Pero entonces el auge se convirtió en colapso. Los miembros de la ‘nueva clase media’ de América Latina se aferraron precariamente a su nuevo estatus. Los escándalos de corrupción estallaron cuando se revelaron los excesos del auge. Con una ira avivada por las redes sociales, los votantes canalizaron su frustración contra la clase política dirigente en elecciones a menudo venenosas. Los resultados fueron decisivos.
En Suramérica, impulsado por el trágico ejemplo de la Venezuela socialista, el rechazo del ‘statu quo’ llevó a un giro hacia la derecha política y hacia el liberalismo económico. Argentina, Chile, Colombia, Ecuador, Paraguay y Perú ahora todos tienen presidentes centristas.

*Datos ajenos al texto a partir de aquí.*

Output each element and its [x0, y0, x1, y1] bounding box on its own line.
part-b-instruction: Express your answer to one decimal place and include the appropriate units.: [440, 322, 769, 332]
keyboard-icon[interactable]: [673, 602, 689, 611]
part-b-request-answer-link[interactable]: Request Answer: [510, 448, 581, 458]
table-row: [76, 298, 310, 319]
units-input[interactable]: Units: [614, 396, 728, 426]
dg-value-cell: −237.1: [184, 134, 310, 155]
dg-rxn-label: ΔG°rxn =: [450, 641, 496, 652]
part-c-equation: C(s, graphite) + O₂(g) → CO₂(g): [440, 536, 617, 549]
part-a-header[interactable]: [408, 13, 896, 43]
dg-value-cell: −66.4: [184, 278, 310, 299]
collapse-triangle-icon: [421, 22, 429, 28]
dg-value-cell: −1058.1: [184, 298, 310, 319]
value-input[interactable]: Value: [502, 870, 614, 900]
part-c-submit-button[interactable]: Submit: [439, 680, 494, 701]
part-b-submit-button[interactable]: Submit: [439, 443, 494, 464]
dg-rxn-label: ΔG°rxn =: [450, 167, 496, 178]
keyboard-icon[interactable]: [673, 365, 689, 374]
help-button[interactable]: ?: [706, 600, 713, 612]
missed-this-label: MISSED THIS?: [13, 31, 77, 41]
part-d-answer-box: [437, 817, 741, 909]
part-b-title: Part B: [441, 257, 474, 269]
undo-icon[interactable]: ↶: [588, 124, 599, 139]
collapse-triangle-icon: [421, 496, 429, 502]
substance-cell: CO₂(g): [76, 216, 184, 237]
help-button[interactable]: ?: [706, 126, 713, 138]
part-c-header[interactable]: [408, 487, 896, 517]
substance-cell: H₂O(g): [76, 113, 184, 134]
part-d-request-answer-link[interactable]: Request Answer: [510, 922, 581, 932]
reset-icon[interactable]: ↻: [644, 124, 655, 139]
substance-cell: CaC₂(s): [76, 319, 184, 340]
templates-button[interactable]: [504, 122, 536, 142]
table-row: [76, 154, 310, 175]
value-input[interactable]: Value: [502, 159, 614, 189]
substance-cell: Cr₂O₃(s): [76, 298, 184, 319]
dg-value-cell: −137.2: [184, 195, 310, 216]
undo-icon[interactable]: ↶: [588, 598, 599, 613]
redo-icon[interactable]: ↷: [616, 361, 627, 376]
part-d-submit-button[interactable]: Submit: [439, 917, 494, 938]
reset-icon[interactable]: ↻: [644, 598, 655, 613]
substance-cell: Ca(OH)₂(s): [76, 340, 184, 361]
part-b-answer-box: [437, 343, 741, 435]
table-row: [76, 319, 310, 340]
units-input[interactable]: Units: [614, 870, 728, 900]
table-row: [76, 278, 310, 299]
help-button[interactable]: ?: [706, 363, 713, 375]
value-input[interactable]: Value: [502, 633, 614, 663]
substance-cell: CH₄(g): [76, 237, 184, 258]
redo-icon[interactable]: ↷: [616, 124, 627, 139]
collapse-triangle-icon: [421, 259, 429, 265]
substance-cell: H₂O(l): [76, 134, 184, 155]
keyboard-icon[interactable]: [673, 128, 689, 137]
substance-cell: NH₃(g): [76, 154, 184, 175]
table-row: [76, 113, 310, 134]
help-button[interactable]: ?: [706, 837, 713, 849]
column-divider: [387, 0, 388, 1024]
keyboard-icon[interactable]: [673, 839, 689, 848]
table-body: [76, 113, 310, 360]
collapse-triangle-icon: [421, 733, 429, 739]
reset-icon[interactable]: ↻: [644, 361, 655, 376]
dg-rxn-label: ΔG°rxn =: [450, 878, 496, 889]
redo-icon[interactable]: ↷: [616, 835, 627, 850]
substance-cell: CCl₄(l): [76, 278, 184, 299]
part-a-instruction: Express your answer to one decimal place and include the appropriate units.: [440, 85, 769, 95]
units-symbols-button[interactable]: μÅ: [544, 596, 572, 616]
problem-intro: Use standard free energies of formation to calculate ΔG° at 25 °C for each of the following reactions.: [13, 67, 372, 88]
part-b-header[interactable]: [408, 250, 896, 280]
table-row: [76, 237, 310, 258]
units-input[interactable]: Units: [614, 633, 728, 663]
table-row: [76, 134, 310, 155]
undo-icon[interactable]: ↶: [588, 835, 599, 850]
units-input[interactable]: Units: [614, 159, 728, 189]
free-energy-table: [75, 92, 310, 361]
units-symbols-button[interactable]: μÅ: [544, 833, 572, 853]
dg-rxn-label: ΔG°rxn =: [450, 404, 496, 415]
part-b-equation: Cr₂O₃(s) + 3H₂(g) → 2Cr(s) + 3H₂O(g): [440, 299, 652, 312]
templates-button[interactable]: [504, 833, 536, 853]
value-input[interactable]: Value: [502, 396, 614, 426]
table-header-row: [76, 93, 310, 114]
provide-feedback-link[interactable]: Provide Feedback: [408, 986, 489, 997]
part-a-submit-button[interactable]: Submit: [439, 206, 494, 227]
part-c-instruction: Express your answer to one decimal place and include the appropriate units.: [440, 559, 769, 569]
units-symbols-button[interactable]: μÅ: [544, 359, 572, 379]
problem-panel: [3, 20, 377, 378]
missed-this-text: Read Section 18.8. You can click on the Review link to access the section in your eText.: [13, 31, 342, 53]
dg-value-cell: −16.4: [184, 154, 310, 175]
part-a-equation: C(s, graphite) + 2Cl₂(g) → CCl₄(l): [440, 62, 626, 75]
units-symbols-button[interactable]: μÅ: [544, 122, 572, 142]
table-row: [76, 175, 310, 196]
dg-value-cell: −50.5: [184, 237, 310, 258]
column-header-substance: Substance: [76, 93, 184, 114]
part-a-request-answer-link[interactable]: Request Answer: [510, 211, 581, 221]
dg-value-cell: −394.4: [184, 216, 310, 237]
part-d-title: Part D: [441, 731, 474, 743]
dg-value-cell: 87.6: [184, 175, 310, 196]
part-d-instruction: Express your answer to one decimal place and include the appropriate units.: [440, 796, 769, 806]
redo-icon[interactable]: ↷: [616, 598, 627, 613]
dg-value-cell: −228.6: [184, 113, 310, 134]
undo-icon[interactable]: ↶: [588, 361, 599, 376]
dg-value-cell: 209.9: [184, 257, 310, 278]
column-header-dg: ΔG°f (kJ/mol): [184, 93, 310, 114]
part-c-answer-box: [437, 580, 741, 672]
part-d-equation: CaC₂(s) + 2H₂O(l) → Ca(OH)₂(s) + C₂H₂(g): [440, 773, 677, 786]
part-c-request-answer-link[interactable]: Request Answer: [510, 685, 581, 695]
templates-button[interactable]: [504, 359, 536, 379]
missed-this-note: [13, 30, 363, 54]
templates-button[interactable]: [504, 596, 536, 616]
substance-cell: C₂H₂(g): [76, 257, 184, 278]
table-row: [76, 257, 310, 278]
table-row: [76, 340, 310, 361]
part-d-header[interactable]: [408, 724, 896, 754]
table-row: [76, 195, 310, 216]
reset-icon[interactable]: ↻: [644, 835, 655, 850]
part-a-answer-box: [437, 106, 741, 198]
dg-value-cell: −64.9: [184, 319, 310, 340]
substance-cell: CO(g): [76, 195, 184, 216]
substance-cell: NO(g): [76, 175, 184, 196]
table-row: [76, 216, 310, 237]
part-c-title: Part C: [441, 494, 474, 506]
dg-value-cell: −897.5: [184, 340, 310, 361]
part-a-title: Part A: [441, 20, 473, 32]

En México, el péndulo osciló hacia la izquierda. En las elecciones presidenciales del 1 de julio, los votantes rechazaron los dos partidos tradicionales del país - el PRI centrista y el PAN centroderechista - y le otorgaron a López Obrador una aplastante victoria.
¿Qué podría unir a estos cambios políticos aparentemente tan diferentes? Un factor común ha sido la ira de los ciudadanos hartos del amiguismo y de la corrupción. Bolsonaro y López Obrador hicieron de la lucha contra la corrupción un elemento central de sus campañas. Otros, como Macri y Duque, hicieron lo mismo.
Continúa siendo una incógnita si estos líderes respaldarán sus compromisos de anticorrupción con una acción sustantiva. Si lo hacen, eso anunciaría el comienzo de una extraordinaria revolución microeconómica.
Tampoco es del todo irrealista. El controvertido nombramiento de Sérgio Moro - el prestigioso juez que lideró la investigación de corrupción ‘Lava Jato’ en Brasil - como ‘superministro’ de Justicia en el nuevo gobierno de Bolsonaro es, quizás, una señal prometedora.
Por otro lado, este movimiento anticorrupción pudiera fracasar. Eso probablemente conduciría a más frustración popular y más inestabilidad política. En México, la falta de claridad de López Obrador sobre el marco institucional de su campaña anticorrupción es motivo de preocupación.
La corrupción y la mala gobernanza han plagado a Latinoamérica durante mucho tiempo. Incluso comenzar a abordar estos problemas será un proceso difícil y tumultuoso. Pero el éxito sería una conclusión loable, aunque inesperada, de la “década de Latinoamérica” y, en cierta medida, justificaría esa descripción.